Le gouvernement grec est contraint de rouvrir temporairement la radio-télévision publique ERT jusqu'à ce qu'un nouvel organisme audiovisuel restructuré voie le jour, après le sursis obtenu lundi par les salariés auprès de la justice.

Le premier ministre Antonis Samaras, qui avait autoritairement procédé à la fermeture de l'ERT mardi dernier, laissant des écrans noirs et des radios muettes dans tout le pays, a proposé à ses partenaires gouvernementaux quelques minutes avant la publication du jugement du Conseil d'État, de revenir sur sa décision vivement critiquée en Grèce et à l'étranger.

Il a également dû s'engager auprès des deux partis avec lesquels il partage le pouvoir, les socialistes Pasok et la gauche démocratique Dimar, qui désapprouvaient la fermeture de l'ERT, à procéder à un remaniement ministériel «après le congrès de la Nouvelle Démocratie», soit vers la fin juin.

Les alliés gouvernementaux de M. Samaras l'avaient mis en garde contre un éclatement de la coalition et la possibilité de la convocation d'éventuelles élections anticipées s'il maintenait sa décision de faire disparaître la radio-télévision publique avec à la clé le licenciement d'environ 2700 employés.

M. Samaras a proposé qu'une commission, composée de représentants des trois partis de la coalition, soit chargée d'embaucher le nombre de journalistes nécessaire à la reprise temporaire des programmes, jusqu'à ce que soit adopté le nouveau projet de loi restructurant l'audiovisuel public, présenté par le gouvernement mercredi dernier, au lendemain de la fermeture de l'ERT.

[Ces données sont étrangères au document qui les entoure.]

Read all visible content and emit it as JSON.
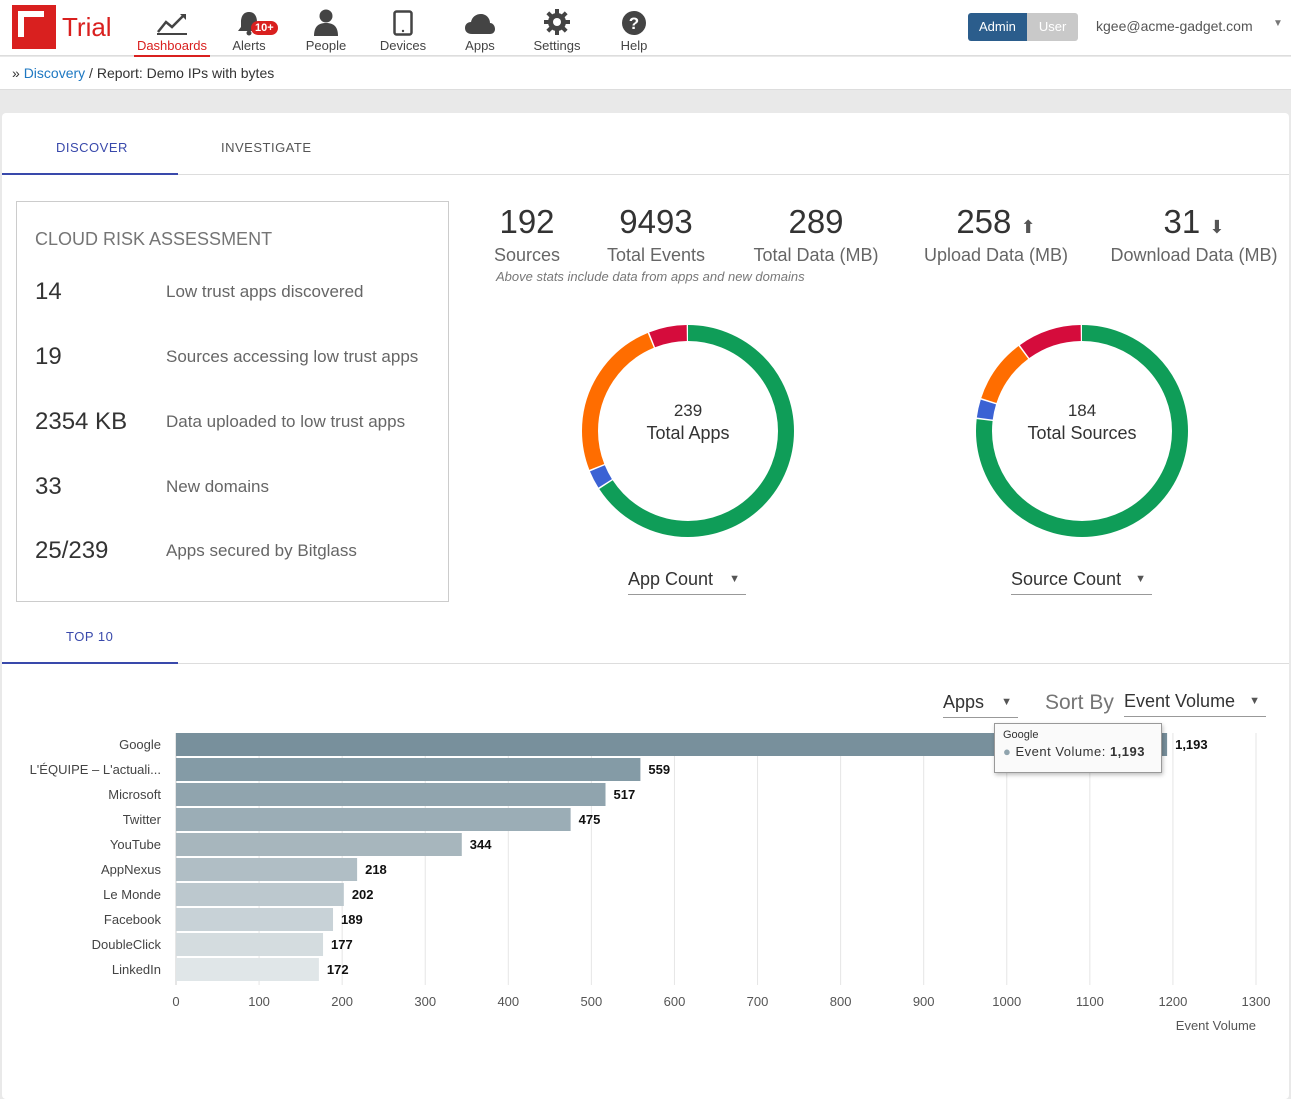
{
  "app": {
    "logo_text": "Trial"
  },
  "nav": {
    "items": [
      {
        "label": "Dashboards",
        "icon": "chart-line-icon"
      },
      {
        "label": "Alerts",
        "icon": "bell-icon",
        "badge": "10+"
      },
      {
        "label": "People",
        "icon": "person-icon"
      },
      {
        "label": "Devices",
        "icon": "tablet-icon"
      },
      {
        "label": "Apps",
        "icon": "cloud-icon"
      },
      {
        "label": "Settings",
        "icon": "gear-icon"
      },
      {
        "label": "Help",
        "icon": "help-icon"
      }
    ],
    "active": "Dashboards"
  },
  "header": {
    "role_admin": "Admin",
    "role_user": "User",
    "user_email": "kgee@acme-gadget.com"
  },
  "breadcrumb": {
    "marker": "»",
    "link": "Discovery",
    "separator": "/",
    "current": "Report: Demo IPs with bytes"
  },
  "tabs": {
    "discover": "DISCOVER",
    "investigate": "INVESTIGATE"
  },
  "risk": {
    "title": "CLOUD RISK ASSESSMENT",
    "rows": [
      {
        "value": "14",
        "label": "Low trust apps discovered"
      },
      {
        "value": "19",
        "label": "Sources accessing low trust apps"
      },
      {
        "value": "2354 KB",
        "label": "Data uploaded to low trust apps"
      },
      {
        "value": "33",
        "label": "New domains"
      },
      {
        "value": "25/239",
        "label": "Apps secured by Bitglass"
      }
    ]
  },
  "stats": [
    {
      "value": "192",
      "label": "Sources"
    },
    {
      "value": "9493",
      "label": "Total Events"
    },
    {
      "value": "289",
      "label": "Total Data (MB)"
    },
    {
      "value": "258",
      "label": "Upload Data (MB)",
      "icon": "upload-icon"
    },
    {
      "value": "31",
      "label": "Download Data (MB)",
      "icon": "download-icon"
    }
  ],
  "stats_note": "Above stats include data from apps and new domains",
  "donuts": [
    {
      "number": "239",
      "label": "Total Apps",
      "select": "App Count",
      "segments": [
        {
          "color": "#0f9d58",
          "fraction": 0.66
        },
        {
          "color": "#3b62d4",
          "fraction": 0.03
        },
        {
          "color": "#ff6d00",
          "fraction": 0.25
        },
        {
          "color": "#d50c3c",
          "fraction": 0.06
        }
      ]
    },
    {
      "number": "184",
      "label": "Total Sources",
      "select": "Source Count",
      "segments": [
        {
          "color": "#0f9d58",
          "fraction": 0.77
        },
        {
          "color": "#3b62d4",
          "fraction": 0.03
        },
        {
          "color": "#ff6d00",
          "fraction": 0.1
        },
        {
          "color": "#d50c3c",
          "fraction": 0.1
        }
      ]
    }
  ],
  "top10": {
    "tab": "TOP 10",
    "group_select": "Apps",
    "sort_label": "Sort By",
    "sort_select": "Event Volume"
  },
  "tooltip": {
    "title": "Google",
    "series": "Event Volume:",
    "value": "1,193"
  },
  "chart_data": {
    "type": "bar",
    "orientation": "horizontal",
    "categories": [
      "Google",
      "L'ÉQUIPE – L'actuali...",
      "Microsoft",
      "Twitter",
      "YouTube",
      "AppNexus",
      "Le Monde",
      "Facebook",
      "DoubleClick",
      "LinkedIn"
    ],
    "values": [
      1193,
      559,
      517,
      475,
      344,
      218,
      202,
      189,
      177,
      172
    ],
    "value_labels": [
      "1,193",
      "559",
      "517",
      "475",
      "344",
      "218",
      "202",
      "189",
      "177",
      "172"
    ],
    "xlabel": "Event Volume",
    "xlim": [
      0,
      1300
    ],
    "xticks": [
      0,
      100,
      200,
      300,
      400,
      500,
      600,
      700,
      800,
      900,
      1000,
      1100,
      1200,
      1300
    ],
    "grid": true,
    "colors": [
      "#78909c",
      "#849ba6",
      "#90a4ae",
      "#9badb6",
      "#a7b6bd",
      "#b0bec5",
      "#bcc8ce",
      "#c8d2d7",
      "#d4dcdf",
      "#e0e6e8"
    ]
  }
}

Des conseillers étrangers, de la BBC notamment, ou d'autres groupes audiovisuels publics européens, devraient aider à la constitution de ce nouvel organisme, pour qu'il réponde aux normes de pluralisme, d'indépendance, et de transparence nécessaires pour être conforme aux normes européennes d'un média public, et non d'un média d'État, qui était la situation de l'ERT jusqu'à présent, selon une source gouvernementale.

La fermeture des chaînes de télévision et des stations de radio publiques depuis mardi dernier, du jamais vu en Europe, a provoqué une vive émotion et de nombreuses critiques.

Le président de l'Union européenne de radio-télévision (UER) représentant toutes les organisations de l'audiovisuel public en Europe (BBC, RAI, France Télévision, ZDF...) s'était déplacé à Athènes la semaine dernière pour demander la réouverture immédiate de l'ERT.

Dimanche, M. Samaras, qui a reçu le soutien de la chancelière allemande Angela Merkel pour les réformes engagées dans le pays, avait accusé ses partenaires gouvernementaux d'«hypocrisie», faisant valoir que supprimer des emplois dans le secteur public grec faisait partie des engagements de la Grèce à poursuivre les réformes prévues par le plan d'assainissement de l'économie, dicté par la troïka des créanciers, UE-BCE-FMI.

Le gouvernement tripartite de M. Samaras a été constitué dans la douleur il y a exactement un an, à l'issue des élections du 17 juin 2012 sur fond de grave crise économique et sociale. Ce scrutin a permis l'accession au Parlement d'un parti néonazi (Aube dorée), contestant les mesures d'austérité, le seul représenté en tant que tel dans un Parlement en Europe.

S'il devait y avoir des élections, «le principal danger en Grèce» serait d'aboutir à une «coalition entre Samaras et l'extrême droite», a estimé lundi le député européen Vert Dany Cohen-Bendit, de passage à Athènes pour lancer un appel d'Athènes en vue des prochaines élections européennes.

Le chef de l'opposition, Alexis Tsipras, dirigeant du parti de la Gauche radicale Syriza a harangué les foules lundi soir place Syntagma en face du Parlement pour fêter à sa manière le premier anniversaire du gouvernement Samaras, issu du vote du 17 juin 2012.

Pour lui, la décision du gouvernement de fermer l'ERT, était «un coup d'État, qui décapite des milliers d'employés et supprime le droit des citoyens à l'information». Cette décision «a montré les limites des politiques d'austérité de M. Samaras», a-t-il souligné.

La décision du Conseil d'État a été applaudie par les milliers de personnes rassemblées pour la septième soirée consécutive devant le siège de l'ERT dans la banlieue nord de la capitale grecque.